Another interesting finding from our study is the observed discrepancy between BIA and DEXA in the estimation of the total body fat and VAT (Fig. 1). This could be explained by the lack of sensitivity of the BIA method for the estimation of VAT. BIA is a method that is based on the passage of an electric current in the body tissue and is affected by a wide variety of factors [25]. DEXA is a better modality and is often comparable to hydrodensitometry or air displacement plethysmography [26]. Hence, it is recommended that DEXA should be used for the estimation of VAT, rather than the BIA method. Few studies have looked at the correlation of VAT and subcutaneous adipose tissue (SAT) with pancreatic exocrine function [27]. Body composition studies have shown that pancreatic exocrine function is closely linked to muscle mass and sarcopenia [28]. However, we excluded all patients with exocrine dysfunction to study the role of VAT in endocrine dysfunction alone.

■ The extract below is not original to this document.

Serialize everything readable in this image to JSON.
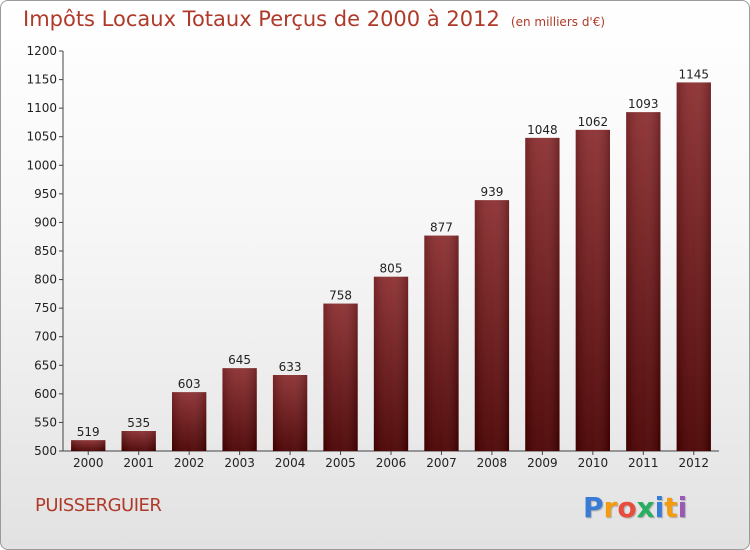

The strengths of our study include assessment of VAT by two methods commonly available in clinical practice and identifying the relevance of VAT estimation in the management of CP. The limitations of our study include the small sample size, lack of comparison of body composition parameters with the gold standard method (hydrostatic weighing or air displacement plethysmography), and the data being derived from a single center and thereby may not be applicable to the entire population. The cross-sectional nature of our study limits the usefulness in predicting the cause and effect relation between VAT and diabetes in CP. Another limitation was the exclusion of patients with exocrine deficiency and thereby being unable to decipher the effect of insulin on exocrine functions of the pancreas.

Conclusion

VAT is one of the determinants in the development of diabetes, even in patients with CP. DEXA is a better modality for VAT estimation in comparison to BIA. Further large-scale studies with larger numbers of patients are required to confirm the findings observed in our study.